つまり楽して得たお金に本当の価値はない。長くじっくり、大切にお金と向き合うからこそ、その真価を理解できる。

商売は戦いだ(P79)

ビジネスは男の真剣勝負。戦いに勝つためにどうすればいいか。

悩みに悩み、眠れない夜を過ごし、心労のあまりショ◯ベンが赤くなる。そこまで来て男は一人前になれる。

組織はトップで決まる(P84)

リーダーは組織のトップ。すべての責任はリーダーにある。

リーダーがどれだけ自分の職責に自覚を持っているかどうか。そこに組織の品格が現れる。

家康は家康一人(P91)

私たちは歴史の先人たちから様々な教訓を学ぼうとする。

しかし、先人の実績はその先人だからこそできたことであり、そのときの時代背景があってこそのこと。

教訓を一般化して学ぶことも大切だが、それを絶対視して思考停止しないこと。

適正重視で仕事を選ぶ(P101)

適正に合った仕事をする=自分が世の中に一番貢献できる仕事。

お金が儲かるとか、ちやほやされるとか、今流行りの業界だとか、そういうことで仕事は選ばない。

適正があるかどうか。それが自分にとって、そして世の中にとっても、一番幸せな働き方ができる。

魅力的な人になるために(P123)

その日その日を誠心誠意、一生懸命に生きる。そういう人は周囲の人を自然と引きつける魅力を持つ。

自分ができることを全力でこなし、日々、後悔ないよう1日を過ごす。全力で生きていれば、魅力的な人になることができる。

真の商売はすべて世のため人のため(P171)

利益を追求することだけが商売ではない。商売っ気を抜きにして、真心と熱意を込めて仕事をする。そこに、真の繁栄がある。

感想など

先日読んだ『歴史の遺訓に学ぶ』という本でいかに松下幸之助が日本に影響を与えたかが書かれていて、えらく感動。

松下幸之助の思想に興味を持ち、読んでみることに。

働くこととはどんなことなのか。生きていく意味は何なのか。テーマは幅広く、二度三度、同じ文章を読み返すことしばしば。頭のなかで反芻し、その意味を考えてしまいます。
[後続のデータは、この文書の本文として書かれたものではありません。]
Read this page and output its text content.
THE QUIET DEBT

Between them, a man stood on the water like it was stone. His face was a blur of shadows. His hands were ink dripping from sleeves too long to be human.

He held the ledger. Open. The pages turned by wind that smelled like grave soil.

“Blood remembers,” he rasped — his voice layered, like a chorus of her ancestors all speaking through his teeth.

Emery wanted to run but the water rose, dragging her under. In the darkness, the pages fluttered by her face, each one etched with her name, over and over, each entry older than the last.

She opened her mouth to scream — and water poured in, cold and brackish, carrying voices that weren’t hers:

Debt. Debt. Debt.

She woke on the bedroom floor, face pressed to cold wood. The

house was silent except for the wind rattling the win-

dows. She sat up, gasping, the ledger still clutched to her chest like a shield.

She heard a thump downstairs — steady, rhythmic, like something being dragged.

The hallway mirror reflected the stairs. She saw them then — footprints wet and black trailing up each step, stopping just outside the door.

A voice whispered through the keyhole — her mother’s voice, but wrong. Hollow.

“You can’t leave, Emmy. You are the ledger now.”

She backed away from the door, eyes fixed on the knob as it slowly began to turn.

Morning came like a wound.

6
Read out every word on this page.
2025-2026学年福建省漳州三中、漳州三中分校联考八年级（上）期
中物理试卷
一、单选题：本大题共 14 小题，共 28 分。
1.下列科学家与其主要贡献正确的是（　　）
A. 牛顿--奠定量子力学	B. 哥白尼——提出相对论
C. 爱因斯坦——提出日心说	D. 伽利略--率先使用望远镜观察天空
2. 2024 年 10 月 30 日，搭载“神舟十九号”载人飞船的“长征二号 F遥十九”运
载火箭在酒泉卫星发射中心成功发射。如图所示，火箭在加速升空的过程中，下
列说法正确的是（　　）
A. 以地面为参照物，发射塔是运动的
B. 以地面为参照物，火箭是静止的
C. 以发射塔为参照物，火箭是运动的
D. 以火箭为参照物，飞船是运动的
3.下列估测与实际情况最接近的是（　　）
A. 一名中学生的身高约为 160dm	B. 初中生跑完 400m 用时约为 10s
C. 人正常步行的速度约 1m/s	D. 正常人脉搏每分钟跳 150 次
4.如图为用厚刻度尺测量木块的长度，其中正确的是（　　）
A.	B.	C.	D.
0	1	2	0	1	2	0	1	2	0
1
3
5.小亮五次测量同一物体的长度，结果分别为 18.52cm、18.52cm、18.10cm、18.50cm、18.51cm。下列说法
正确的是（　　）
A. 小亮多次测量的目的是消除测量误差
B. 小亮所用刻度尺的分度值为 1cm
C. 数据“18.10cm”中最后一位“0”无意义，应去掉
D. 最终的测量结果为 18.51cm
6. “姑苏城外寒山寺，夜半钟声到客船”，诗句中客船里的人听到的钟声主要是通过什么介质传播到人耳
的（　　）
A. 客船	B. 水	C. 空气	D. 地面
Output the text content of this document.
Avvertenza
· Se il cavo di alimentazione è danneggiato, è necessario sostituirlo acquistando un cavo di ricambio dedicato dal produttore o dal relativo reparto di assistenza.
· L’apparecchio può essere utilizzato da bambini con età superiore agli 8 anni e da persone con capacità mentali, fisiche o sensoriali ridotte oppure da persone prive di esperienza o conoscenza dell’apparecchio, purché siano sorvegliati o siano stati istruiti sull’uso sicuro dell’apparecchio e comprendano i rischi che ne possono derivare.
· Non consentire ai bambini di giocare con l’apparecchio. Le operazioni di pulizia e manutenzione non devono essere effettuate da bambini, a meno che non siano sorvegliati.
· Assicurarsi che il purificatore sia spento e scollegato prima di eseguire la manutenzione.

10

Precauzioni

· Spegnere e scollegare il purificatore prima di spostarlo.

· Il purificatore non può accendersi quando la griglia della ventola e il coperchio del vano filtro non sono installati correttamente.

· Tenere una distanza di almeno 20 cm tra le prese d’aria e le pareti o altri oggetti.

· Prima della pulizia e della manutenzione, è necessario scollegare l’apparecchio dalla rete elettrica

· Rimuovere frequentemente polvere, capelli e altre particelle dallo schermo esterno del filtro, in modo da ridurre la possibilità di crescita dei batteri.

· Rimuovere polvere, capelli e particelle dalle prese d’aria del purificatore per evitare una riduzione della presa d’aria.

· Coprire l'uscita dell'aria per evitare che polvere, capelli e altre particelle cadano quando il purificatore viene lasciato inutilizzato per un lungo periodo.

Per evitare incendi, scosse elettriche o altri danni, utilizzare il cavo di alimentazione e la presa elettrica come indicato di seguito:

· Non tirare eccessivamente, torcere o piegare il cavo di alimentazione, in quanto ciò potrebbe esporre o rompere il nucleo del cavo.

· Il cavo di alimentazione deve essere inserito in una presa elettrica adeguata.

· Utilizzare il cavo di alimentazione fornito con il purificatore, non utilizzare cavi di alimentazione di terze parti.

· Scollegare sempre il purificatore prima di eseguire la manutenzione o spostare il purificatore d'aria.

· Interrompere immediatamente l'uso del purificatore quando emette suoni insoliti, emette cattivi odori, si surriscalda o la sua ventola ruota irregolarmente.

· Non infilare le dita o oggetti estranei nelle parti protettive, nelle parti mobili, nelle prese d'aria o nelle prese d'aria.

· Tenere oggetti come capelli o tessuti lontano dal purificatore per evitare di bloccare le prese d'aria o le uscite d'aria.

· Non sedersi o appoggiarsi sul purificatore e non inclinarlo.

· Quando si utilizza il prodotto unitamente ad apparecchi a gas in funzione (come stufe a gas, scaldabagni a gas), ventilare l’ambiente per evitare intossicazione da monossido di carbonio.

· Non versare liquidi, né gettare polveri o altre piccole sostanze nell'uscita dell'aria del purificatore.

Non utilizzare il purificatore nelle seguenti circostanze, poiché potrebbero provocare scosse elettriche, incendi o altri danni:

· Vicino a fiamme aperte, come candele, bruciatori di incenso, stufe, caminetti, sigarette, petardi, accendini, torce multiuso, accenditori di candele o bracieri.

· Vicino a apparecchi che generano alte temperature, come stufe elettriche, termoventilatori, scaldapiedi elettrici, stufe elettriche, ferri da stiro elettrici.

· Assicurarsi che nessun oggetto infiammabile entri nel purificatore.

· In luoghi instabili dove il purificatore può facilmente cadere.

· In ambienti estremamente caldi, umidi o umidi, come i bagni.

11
本書は若者に向けて書かれた本みたいですが、そんなこと関係なし。自分の生き方を見つめ直させてくれる言葉がたくさん。

特に印象的だったのは、札幌のメガネ屋さんの話。

「日本の代表人たる松下幸之助さんがそんな眼鏡をかけているのは日本のメガネ業界の恥だ。しっかりとした素晴らしいメガネをかけて欲しい」

という信念を持ち、そこに何の一点の曇った心なし。

つまりは、

「商売をすること。生きていくことは本当に利益だけではない。結局は人の道である」

そんな、生きていく上で大切な何かを思い出させてくれた本でした。